Keigo Takami wasn’t ready for fatherhood. Hell, he wasn’t even ready for commitment, let alone something as permanent as a child. His life was wings, missions, danger, and that easy grin he wore like armor. But the day his doorbell rang and he opened it to find a little boy clutching a backpack and a half-empty water bottle, all of that changed in a heartbeat.
The boy stared up at him with big eyes—too big, too honest—and Keigo felt his chest twist in a way he wasn’t used to. There was a note pinned to the bag, scrawled and rushed:
This is your son. His name is {{user}}. I can’t do this anymore.
Keigo stood frozen in the doorway, feathers twitching restlessly at his back. He wanted to laugh it off, say it was some mistake, some cruel joke. But when {{user}} shifted his weight from one foot to the other, looking nervous and small, Keigo knew. The resemblance was there in the tilt of his nose, the reddish tint in his hair, even in the way he tried to hide his fear behind a thin, forced smile.
Keigo crouched down, his voice softer than it had been in years. “Hey, little bird… looks like it’s you and me now, huh?”
{{user}} didn’t answer, just hugged the backpack closer. Keigo noticed the straps were frayed, the water bottle dented, like they’d both been through more than a kid ever should. Something inside him cracked.
The first few days were chaos. Keigo had no idea how to parent—feeding schedules, school, bedtime routines—it was all foreign territory. He burned breakfast three mornings in a row before figuring out {{user}} preferred fruit anyway. He forgot to buy extra clothes, so laundry ran constantly. And every night, when the apartment grew too quiet, {{user}} crept into Keigo’s room, crawling under the blankets without a word.

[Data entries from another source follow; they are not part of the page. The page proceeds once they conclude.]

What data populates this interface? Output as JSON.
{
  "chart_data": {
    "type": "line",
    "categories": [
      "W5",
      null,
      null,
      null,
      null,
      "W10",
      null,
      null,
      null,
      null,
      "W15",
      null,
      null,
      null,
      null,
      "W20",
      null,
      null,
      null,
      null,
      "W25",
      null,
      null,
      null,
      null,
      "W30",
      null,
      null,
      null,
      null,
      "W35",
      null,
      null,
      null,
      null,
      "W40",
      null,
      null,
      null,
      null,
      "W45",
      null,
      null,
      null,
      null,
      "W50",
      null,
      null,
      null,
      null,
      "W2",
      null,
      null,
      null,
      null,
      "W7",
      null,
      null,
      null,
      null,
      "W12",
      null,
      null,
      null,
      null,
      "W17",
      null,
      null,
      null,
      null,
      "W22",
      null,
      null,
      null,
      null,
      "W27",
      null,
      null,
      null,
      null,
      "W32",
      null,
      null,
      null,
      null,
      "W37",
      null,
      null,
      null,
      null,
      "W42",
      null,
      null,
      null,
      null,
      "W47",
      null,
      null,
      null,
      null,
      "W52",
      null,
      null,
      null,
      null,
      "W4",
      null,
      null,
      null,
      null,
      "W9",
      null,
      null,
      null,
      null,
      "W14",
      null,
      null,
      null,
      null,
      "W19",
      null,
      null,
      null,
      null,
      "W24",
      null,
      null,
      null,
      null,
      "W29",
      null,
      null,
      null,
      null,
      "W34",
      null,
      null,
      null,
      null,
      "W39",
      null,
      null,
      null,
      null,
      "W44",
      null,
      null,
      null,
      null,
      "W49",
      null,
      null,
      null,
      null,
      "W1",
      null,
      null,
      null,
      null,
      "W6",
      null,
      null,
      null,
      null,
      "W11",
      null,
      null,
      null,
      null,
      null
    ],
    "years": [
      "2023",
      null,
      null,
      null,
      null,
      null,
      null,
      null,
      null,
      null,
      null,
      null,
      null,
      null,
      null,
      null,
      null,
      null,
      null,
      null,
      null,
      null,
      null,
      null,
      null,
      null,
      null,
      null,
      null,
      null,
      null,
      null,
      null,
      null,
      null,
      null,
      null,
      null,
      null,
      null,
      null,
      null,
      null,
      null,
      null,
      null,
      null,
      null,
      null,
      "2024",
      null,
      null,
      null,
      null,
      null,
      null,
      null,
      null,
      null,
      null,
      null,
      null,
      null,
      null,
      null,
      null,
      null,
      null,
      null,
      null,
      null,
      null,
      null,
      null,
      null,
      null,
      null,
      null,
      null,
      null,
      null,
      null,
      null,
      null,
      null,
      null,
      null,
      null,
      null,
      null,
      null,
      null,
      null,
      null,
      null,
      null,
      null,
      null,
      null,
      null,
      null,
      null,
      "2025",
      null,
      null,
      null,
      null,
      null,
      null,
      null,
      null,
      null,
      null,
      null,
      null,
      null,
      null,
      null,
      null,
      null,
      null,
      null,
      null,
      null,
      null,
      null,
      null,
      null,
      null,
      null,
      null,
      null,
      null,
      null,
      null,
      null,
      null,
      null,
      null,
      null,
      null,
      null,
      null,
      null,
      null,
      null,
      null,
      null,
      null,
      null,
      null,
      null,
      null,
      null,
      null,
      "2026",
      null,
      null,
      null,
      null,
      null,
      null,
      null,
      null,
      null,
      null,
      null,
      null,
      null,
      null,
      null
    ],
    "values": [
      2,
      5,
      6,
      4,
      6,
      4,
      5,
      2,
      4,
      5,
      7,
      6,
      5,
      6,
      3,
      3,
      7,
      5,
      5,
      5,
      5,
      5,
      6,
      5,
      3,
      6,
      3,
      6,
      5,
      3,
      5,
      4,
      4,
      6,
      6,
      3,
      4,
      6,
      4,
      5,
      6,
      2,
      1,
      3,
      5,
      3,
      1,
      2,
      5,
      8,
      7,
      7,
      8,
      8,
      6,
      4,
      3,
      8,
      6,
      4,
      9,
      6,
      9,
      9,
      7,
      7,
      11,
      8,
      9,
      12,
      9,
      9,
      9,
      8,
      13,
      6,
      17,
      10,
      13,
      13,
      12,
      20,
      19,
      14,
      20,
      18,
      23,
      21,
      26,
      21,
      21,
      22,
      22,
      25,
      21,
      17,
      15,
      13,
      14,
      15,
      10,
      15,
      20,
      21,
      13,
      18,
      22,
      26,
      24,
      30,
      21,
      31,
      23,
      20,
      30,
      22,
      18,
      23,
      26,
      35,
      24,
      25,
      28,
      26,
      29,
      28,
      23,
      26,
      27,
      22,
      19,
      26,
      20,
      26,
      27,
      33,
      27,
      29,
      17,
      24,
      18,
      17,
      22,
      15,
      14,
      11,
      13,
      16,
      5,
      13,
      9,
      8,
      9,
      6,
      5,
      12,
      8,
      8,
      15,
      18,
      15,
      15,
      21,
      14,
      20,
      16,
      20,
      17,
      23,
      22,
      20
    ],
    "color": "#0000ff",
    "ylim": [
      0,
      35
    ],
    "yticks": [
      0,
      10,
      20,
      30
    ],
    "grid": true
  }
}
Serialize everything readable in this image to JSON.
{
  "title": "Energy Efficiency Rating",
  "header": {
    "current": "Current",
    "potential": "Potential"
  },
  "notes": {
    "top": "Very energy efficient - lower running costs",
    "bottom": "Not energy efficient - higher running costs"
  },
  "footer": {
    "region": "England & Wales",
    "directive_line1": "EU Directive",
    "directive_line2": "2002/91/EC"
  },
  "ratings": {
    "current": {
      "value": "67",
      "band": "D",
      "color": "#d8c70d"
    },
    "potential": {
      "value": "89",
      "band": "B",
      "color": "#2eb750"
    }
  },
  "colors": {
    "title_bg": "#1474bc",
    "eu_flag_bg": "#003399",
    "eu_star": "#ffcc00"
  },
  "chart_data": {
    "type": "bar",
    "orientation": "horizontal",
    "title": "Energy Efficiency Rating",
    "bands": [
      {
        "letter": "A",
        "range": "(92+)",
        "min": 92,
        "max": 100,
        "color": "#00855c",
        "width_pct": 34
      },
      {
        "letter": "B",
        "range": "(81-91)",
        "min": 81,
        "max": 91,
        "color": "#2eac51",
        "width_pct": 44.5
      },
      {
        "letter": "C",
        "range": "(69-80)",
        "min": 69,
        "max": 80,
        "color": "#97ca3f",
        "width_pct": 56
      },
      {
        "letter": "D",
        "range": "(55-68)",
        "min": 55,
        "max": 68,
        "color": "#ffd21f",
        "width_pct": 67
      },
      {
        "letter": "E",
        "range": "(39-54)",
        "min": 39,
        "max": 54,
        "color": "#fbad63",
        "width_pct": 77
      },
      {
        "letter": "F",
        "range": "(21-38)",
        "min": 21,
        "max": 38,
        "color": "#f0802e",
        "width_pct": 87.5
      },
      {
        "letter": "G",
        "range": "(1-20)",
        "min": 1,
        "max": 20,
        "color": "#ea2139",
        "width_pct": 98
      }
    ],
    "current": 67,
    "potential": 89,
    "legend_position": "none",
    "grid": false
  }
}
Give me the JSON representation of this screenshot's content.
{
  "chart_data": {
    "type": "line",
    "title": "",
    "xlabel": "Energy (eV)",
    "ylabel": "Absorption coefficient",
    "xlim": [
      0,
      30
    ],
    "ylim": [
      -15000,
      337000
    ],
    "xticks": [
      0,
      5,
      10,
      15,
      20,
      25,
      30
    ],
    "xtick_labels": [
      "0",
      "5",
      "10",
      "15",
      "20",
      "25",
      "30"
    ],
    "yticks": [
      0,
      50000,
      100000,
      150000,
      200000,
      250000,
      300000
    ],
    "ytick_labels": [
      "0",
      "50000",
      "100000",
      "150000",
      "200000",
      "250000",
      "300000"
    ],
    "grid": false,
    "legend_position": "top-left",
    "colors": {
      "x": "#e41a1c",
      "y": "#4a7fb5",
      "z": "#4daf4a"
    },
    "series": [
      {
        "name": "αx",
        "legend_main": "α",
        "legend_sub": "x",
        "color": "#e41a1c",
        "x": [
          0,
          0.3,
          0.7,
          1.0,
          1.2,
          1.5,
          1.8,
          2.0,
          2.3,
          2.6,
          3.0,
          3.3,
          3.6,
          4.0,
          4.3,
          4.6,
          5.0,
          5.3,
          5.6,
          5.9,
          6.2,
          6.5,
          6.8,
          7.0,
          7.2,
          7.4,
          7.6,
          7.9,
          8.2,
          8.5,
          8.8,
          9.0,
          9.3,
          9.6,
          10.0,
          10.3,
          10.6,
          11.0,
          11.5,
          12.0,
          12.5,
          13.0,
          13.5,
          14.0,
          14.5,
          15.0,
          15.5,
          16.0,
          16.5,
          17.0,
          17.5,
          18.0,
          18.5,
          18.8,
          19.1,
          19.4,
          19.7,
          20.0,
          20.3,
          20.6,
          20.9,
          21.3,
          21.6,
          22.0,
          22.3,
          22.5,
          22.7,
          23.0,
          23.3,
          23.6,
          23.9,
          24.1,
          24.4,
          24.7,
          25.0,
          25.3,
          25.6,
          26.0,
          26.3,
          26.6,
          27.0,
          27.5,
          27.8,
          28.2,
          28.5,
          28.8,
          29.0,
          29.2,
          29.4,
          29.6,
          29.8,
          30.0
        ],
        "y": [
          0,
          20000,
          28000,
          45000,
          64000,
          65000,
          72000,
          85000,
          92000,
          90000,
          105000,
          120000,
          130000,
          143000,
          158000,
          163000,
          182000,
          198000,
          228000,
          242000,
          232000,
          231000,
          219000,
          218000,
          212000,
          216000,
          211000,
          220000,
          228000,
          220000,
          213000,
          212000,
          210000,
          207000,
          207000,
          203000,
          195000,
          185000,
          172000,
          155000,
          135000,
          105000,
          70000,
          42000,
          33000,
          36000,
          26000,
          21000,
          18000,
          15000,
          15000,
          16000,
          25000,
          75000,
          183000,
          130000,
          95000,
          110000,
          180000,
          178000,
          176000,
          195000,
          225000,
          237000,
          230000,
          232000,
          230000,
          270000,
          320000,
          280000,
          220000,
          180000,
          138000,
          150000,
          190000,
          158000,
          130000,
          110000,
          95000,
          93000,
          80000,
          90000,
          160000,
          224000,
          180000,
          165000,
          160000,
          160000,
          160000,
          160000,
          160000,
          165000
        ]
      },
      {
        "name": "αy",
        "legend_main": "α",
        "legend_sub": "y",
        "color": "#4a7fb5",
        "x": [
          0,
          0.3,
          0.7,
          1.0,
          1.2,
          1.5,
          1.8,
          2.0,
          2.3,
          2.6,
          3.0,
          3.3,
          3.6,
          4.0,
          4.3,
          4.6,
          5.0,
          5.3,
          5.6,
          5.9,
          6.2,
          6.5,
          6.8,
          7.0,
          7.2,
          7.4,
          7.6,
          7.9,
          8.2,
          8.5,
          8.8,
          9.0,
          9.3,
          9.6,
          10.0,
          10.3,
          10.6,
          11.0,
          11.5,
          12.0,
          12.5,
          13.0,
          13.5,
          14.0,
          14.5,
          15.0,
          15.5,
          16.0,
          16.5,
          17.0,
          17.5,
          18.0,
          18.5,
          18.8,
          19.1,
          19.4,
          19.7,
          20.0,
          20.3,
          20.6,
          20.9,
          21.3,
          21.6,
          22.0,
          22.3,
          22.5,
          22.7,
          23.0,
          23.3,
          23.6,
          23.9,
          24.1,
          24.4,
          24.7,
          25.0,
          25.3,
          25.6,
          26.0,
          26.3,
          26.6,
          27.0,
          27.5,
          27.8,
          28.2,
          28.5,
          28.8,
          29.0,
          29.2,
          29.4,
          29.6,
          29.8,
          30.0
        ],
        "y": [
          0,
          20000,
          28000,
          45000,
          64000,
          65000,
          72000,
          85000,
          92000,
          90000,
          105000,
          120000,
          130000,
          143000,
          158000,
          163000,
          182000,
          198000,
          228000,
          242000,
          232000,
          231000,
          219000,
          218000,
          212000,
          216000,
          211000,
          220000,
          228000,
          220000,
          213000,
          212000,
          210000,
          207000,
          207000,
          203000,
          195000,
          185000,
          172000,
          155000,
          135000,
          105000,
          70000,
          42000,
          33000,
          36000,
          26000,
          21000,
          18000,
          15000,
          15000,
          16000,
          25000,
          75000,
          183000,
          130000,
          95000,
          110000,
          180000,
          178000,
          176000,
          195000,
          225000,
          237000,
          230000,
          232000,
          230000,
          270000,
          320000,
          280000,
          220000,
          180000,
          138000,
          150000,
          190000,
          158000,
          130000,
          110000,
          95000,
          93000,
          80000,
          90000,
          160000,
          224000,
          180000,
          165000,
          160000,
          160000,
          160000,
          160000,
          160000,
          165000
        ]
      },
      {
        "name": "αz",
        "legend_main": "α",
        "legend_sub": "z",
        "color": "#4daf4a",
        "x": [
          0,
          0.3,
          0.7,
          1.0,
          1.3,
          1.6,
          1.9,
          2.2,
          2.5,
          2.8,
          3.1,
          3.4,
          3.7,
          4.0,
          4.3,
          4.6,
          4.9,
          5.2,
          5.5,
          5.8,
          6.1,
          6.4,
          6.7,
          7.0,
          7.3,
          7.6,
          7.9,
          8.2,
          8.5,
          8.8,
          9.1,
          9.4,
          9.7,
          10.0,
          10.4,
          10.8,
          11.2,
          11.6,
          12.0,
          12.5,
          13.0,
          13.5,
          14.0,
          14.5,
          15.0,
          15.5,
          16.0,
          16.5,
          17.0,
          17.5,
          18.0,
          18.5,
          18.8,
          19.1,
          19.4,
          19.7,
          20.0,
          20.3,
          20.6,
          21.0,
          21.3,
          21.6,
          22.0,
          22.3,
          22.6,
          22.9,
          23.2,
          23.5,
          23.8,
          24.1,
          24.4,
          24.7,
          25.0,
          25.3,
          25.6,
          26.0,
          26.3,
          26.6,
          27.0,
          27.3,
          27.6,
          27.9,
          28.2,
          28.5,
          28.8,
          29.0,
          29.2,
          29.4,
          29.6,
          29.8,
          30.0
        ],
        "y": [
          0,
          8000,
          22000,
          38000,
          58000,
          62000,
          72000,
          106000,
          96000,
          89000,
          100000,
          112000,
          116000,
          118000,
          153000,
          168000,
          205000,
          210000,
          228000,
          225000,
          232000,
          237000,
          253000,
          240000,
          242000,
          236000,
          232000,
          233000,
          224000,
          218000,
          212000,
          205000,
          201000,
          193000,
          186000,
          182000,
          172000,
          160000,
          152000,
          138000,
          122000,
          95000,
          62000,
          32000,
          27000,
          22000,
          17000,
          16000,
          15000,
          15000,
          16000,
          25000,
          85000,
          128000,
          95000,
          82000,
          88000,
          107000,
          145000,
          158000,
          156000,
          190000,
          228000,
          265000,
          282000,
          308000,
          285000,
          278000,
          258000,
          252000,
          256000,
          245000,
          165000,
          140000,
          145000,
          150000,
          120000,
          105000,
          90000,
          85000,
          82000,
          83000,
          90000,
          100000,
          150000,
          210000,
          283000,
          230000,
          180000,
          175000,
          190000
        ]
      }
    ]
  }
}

Keigo let him. He always pretended he was asleep, but truthfully, he’d wrap a wing around the boy, holding him close, as if promising protection without saying it out loud.
One evening, after a long patrol, Keigo found {{user}} sitting cross-legged on the floor, doodling on scraps of paper. Crude little birds filled the page—some flying, some perched on rooftops. When Keigo asked about it, {{user}} hesitated before mumbling, “It’s… us. You’re the big bird. I’m the little one.”
For the first time in a long time, Hawks felt his eyes sting. He crouched down, ruffled the boy’s hair, and said, “Damn right. And I’ll never let you fall.”